There are other bills which have been introduced in the House which would help address that population as well, such as H.R. 584, which would encourage non-expansion states to go ahead and expand the program by providing 100% federal funding for the first 3 years regardless of when they do so, instead of the state having to contribute 10% of the cost of doing so right out of the gate. H.R. 1868 itself would not address the Medicaid expansion population, however.
Without any subsidies, this young adult would be paying $385/month regardless of his or her income. Under the current ACA subsidy formula, at just over 100% FPL, their monthly premiums start at $22/mo, then gradually increase to the full $385/mo. Under H.R.1868, that $22/mo would baically drop down to $0/mo, and others in that range would save up to $87 more per month or $1,042/year. Those barely over 400% FPL would also save a nominal amount...around $30/month.

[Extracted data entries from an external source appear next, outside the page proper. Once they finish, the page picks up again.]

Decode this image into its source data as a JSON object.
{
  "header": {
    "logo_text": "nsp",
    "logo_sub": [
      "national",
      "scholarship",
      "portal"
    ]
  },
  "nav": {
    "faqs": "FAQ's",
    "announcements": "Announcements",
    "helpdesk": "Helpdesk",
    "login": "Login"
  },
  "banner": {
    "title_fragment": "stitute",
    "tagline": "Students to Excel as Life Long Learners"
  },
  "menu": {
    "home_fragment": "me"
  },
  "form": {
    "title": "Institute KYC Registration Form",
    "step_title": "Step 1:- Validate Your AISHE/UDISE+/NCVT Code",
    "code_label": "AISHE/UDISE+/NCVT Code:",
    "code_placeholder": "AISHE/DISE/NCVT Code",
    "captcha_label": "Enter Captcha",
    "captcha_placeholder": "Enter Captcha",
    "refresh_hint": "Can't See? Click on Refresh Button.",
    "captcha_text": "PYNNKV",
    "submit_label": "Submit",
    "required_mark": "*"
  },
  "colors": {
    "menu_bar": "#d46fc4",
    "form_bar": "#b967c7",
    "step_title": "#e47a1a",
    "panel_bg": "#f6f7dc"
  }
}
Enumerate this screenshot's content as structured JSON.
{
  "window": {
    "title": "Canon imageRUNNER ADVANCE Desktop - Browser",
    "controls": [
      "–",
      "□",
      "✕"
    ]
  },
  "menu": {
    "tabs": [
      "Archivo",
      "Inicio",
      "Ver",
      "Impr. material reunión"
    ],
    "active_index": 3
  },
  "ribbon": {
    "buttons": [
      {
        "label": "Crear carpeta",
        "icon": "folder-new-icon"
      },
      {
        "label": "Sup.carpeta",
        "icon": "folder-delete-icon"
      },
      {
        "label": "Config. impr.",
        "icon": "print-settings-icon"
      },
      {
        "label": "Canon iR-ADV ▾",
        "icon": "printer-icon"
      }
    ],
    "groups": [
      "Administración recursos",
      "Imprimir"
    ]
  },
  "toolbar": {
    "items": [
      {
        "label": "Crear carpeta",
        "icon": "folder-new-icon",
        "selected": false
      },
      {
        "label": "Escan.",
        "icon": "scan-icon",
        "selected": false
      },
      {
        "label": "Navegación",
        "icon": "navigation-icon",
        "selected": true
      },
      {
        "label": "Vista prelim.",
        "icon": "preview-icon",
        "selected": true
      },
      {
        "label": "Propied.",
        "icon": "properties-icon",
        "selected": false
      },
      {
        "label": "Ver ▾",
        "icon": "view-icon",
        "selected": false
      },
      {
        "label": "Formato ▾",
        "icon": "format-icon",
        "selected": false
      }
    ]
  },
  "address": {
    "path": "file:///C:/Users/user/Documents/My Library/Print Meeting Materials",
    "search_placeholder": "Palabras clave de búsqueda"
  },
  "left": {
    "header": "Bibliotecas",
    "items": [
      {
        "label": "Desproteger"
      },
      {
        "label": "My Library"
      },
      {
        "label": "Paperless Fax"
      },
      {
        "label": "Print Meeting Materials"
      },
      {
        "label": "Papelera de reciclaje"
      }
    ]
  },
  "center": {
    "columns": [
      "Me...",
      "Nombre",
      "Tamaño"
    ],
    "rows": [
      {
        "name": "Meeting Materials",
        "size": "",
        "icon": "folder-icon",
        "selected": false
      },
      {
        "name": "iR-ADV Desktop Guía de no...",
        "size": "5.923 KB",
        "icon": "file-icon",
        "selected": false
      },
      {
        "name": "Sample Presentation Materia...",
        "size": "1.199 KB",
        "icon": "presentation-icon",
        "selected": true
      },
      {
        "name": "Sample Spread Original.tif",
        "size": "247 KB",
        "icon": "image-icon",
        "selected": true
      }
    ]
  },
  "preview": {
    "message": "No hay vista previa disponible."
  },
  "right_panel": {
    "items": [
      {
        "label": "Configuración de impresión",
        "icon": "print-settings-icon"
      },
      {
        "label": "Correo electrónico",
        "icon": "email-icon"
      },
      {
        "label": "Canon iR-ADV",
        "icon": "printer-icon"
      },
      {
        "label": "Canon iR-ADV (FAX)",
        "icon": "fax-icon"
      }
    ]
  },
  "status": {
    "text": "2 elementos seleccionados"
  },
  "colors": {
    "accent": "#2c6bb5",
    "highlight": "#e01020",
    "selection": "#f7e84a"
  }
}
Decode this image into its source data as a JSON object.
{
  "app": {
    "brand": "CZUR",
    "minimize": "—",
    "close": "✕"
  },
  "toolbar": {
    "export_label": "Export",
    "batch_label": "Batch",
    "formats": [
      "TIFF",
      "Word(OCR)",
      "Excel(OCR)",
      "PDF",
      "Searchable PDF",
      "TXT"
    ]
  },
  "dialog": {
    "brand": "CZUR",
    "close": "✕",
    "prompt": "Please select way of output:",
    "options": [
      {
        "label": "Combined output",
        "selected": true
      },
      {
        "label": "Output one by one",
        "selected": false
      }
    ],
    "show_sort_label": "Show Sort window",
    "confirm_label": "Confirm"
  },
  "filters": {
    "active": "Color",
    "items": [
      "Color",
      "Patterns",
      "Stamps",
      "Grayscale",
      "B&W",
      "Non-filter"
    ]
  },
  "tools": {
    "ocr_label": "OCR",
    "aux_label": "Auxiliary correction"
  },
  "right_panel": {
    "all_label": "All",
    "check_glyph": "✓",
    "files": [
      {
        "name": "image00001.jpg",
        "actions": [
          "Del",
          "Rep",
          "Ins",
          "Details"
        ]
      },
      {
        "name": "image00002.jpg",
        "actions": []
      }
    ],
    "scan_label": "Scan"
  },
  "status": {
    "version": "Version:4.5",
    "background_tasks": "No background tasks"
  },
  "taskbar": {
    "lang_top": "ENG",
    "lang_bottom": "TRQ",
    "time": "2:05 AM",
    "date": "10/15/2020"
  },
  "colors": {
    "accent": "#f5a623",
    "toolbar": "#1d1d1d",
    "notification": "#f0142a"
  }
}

Next: A single 60-year old:
You can really see the Subsidy Cliff problem here. At 60 years old, they'd have to pay $921/month at full price...and with that 400% FPL cut-off, it eats up 22% of their income.
Under H.R.1868 / H.R. 1884, that would be cut down to just 8.5%, saving the enrollee up to $566/month or $6,800/year.
Nuclear Family: A 40-year old married couple with two children aged 12 & 10:
In South Carolina, the kids would be on CHIP until the family hits 200% FPL, or $51,500/yr in income, so the unsubsidized premium for the parents only would run $868/mo. Over that, it's $1,387/month for all four of them at full price.
Currently, once the family breaks the 400% threshold, premiums run as much as 16.1% of their income. Under H.R.1868 / H.R. 1884, this would drop to 8.5%, saving them as much as $656/mo or $7,867/year...and they'd still save up to $1,300 more per year even if they already receive assistance.
Finally, a 60-year old married couple:
Under the current ACA formula, if they earn between $68,000 and, say, $140,000/year, this couple is almost certainly not going to buy any ACA plan unless one of them has extremely expensive conditions...at full price they'd have to pay as much as 32.6% of their income in premiums alone. The Subsidy Cliff is now a Subsidy Chasm.
Under ACA 2.0, again, they'd pay no more than 8.5% in premiums, reducing their net premiums from $1,842/month down to as little as $480/month, a reduction of a whopping $1,362/month or over $16,300/year.